Saltgrass recently opened in the upscale development called Legends Crossing on West Loop 340 near Interstate 35. It is attracting such nice crowds that its corporate parent, Landry’s Inc., already is considering placing another dining concept in Legends Crossing, said Jimmy Banks and Lisa Monroe, who market the 158-acre site as owners of the Triliji Group real estate firm.
Banks, who attended Wednesday’s discussion of economic trends in Waco, said he could not yet divulge the Landry’s brand that could follow Saltgrass to Waco. Landry’s also is the parent of Landry’s Seafood, Bubba Gump Shrimp, Chart House, Rainforest Cafe, Morton’s The Steakhouse, Mitchell’s Fish House and Rusty Pelican, according to the company’s website.
Spending on new and used cars and trucks continues at a breakneck pace, with sales up nearly 10 percent for the month and 12 percent in the third quarter compared to the same period during 2014, according to Ingham’s report.
Ted Teague, general manager of the Allen Samuels Dodge Chrysler Jeep Ram Fiat dealership on West Loop 340, said consumers are feeling better about the economy in general and are no longer afraid to spend on big-ticket items.
Falling gasoline prices also help because they provide consumers with more disposable income.
“Business is good, and the automobile industry is strong,” Teague said. “We’re up 10 percent in sales, and we’ll probably end the year with 2,750 transactions. Applying our rate of growth, we’ll likely sell more than 3,000 next year.”
He said industry experts are predicting that December “will prove to be the best month ever in retail car sales.”
Spending has ties to employment, and more people are finding jobs in Greater Waco, Ingham said, though job growth stagnated in the third quarter to a 1.1 percent rate. That is down from 2.5 percent and 1.3 percent in the first and second quarters, respectively.
The Waco Metropolitan Statistical Area, which includes McLennan and Falls counties, saw the addition of 1,500 jobs between September of last year and this year. Of that total, about 1,300 jobs were added in two employment categories: professional and business services, and leisure and hospitality, which includes the lodging and restaurant industries.

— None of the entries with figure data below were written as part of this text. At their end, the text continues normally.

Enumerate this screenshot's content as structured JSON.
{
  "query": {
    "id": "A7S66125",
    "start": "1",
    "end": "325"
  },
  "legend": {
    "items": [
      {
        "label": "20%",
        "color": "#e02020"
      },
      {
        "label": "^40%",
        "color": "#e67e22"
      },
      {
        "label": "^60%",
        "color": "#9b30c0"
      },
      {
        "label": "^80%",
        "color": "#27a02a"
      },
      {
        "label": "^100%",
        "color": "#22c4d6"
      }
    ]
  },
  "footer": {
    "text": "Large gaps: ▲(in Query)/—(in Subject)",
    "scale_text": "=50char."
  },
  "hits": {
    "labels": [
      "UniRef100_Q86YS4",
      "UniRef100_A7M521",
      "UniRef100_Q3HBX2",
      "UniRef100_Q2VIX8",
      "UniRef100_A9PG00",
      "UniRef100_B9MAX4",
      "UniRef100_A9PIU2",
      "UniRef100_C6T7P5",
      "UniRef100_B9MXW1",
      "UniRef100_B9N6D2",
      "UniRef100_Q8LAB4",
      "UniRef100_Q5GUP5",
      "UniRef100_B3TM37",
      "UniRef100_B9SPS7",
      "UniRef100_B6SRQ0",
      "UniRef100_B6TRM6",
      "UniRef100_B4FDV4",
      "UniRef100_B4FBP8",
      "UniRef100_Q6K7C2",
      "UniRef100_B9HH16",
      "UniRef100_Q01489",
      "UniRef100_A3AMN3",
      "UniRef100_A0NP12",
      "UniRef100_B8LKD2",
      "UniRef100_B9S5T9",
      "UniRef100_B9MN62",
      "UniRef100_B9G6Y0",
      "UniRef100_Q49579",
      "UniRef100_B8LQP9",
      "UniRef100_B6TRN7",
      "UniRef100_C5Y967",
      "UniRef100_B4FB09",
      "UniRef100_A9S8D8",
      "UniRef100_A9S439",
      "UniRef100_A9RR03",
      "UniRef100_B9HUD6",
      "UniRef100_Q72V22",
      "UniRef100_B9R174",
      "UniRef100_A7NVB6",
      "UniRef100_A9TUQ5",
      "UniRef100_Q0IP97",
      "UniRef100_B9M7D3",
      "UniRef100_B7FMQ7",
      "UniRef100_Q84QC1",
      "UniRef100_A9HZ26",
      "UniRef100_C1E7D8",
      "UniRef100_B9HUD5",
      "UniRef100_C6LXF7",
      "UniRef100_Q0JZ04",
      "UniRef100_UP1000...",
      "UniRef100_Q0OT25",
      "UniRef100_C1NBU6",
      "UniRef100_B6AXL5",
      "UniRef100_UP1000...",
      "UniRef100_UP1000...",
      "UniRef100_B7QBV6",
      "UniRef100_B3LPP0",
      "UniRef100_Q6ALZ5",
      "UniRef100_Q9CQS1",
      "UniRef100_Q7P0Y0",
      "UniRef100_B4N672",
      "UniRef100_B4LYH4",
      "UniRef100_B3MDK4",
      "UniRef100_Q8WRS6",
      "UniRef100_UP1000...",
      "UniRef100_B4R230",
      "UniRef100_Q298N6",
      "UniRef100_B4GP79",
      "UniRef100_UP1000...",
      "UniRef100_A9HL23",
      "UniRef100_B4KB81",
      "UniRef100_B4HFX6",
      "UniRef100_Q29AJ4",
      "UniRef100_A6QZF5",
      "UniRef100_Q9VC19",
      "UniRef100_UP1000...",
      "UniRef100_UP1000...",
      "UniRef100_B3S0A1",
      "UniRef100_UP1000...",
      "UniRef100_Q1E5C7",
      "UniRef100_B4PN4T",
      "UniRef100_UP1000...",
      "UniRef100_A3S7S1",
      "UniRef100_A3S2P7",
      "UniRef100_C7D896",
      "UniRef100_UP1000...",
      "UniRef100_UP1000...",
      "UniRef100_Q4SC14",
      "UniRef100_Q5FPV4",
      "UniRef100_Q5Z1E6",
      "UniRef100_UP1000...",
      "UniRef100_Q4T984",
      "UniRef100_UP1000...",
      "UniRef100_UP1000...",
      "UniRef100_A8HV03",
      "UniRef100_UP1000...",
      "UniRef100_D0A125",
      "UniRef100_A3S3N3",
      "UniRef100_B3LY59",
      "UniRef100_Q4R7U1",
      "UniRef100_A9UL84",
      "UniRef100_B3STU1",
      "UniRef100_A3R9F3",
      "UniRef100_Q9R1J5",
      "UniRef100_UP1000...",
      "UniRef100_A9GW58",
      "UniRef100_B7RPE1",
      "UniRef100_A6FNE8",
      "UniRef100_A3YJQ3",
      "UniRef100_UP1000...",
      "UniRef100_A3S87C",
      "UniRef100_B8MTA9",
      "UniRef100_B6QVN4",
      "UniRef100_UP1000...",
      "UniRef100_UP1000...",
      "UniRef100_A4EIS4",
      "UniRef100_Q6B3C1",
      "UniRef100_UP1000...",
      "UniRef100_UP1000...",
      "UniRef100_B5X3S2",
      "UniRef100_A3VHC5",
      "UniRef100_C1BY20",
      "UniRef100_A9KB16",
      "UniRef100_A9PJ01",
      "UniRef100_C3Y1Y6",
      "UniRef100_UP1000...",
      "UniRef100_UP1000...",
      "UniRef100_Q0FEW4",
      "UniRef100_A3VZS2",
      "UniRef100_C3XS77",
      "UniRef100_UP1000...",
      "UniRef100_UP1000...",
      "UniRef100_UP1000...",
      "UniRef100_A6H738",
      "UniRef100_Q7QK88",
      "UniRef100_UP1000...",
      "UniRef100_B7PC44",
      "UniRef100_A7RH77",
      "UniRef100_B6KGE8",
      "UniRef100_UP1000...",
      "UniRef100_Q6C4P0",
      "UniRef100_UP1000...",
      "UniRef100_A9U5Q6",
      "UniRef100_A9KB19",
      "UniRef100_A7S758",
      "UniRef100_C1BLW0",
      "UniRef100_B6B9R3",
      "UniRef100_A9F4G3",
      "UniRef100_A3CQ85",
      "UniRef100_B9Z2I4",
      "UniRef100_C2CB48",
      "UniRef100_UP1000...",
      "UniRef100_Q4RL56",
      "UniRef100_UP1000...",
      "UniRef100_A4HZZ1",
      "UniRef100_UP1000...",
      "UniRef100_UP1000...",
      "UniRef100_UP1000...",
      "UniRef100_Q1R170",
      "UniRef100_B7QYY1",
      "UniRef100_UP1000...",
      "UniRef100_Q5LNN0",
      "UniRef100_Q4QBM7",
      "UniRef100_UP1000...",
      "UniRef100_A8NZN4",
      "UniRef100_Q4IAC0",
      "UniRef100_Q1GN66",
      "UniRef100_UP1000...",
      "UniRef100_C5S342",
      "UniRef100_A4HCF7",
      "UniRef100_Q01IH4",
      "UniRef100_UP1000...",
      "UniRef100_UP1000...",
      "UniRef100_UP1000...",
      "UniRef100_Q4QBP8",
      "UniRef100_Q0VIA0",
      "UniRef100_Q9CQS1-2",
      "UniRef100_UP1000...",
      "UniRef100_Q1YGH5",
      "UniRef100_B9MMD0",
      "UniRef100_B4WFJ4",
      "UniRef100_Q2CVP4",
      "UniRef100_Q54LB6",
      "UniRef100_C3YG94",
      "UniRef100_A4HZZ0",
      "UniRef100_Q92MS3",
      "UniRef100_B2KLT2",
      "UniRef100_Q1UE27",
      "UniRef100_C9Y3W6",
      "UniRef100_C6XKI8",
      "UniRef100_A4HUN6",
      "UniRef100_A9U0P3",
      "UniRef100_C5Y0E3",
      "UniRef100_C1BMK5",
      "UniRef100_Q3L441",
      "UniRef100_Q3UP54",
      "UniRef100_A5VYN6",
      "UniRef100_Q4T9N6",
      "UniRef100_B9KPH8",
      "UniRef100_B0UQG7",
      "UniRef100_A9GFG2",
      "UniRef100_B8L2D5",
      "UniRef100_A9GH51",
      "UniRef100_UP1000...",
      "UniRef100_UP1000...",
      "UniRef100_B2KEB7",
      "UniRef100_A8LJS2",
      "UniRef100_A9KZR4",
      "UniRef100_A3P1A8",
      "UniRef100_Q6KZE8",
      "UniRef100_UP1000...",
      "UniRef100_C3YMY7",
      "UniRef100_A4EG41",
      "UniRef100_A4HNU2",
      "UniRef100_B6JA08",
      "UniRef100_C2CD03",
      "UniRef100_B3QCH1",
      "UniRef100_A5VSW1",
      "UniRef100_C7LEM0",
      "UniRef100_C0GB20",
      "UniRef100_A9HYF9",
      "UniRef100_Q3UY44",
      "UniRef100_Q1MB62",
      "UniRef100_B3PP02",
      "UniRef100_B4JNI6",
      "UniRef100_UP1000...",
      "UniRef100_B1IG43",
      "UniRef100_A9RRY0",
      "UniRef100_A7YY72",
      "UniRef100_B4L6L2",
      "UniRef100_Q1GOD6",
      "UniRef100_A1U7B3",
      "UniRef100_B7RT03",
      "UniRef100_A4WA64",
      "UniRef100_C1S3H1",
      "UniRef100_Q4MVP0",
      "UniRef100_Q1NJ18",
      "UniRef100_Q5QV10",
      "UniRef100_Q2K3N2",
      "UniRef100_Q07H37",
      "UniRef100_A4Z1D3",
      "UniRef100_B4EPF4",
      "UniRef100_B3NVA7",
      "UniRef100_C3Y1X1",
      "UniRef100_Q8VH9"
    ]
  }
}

The third-quarter jobless rate hit 4.2 percent, which is well below the 5.5 percent from the third quarter of 2014.
Whitney Richter, business development and marketing manager at the Greater Waco Chamber of Commerce, said a falling jobless rate typically benefits the community, but if it falls much further, the availability of qualified employees could suffer.
Richter said industrial prospects considering Waco need to know they can fill their personnel needs.
On that note, Matt Meadors, president of the Greater Waco Chamber of Commerce, said the chamber’s project pipeline “is incredibly strong,” and that a couple of impressive announcements could take place before year’s end.
The residential real estate market locally continues to purr, with 775 homes sold during the third quarter, a 9.8 percent increase from the 706 sold during the July-September period in 2014, Ingham said. Sales for the year through September reached 2,127, an 11.9 percent increase over the 1,901 during the first nine months of 2014, he said.
But contractors for much of this year have been slow to secure permits for construction of new homes. Ingham said the city of Waco issued only 27 permits in September and 61 during the third quarter, drops of 41 percent and 38 percent, respectively.
For the year, the story is a little better, with 285 permits issued compared to 273 a year earlier.
In September, the average sales price for a home in Greater Waco stood at $163,416, up from $148,312 in September 2014.
“The current cycle of growth in the greater Waco metro area economy has thus far lasted 44 months, and certainly remains in place even though the index increase was minimal from August to September,” Ingham said.
“The economy has performed impressively in the first nine months of the year, and there is little reason to suspect at this point that the trend will not continue through the end of the year and beyond.”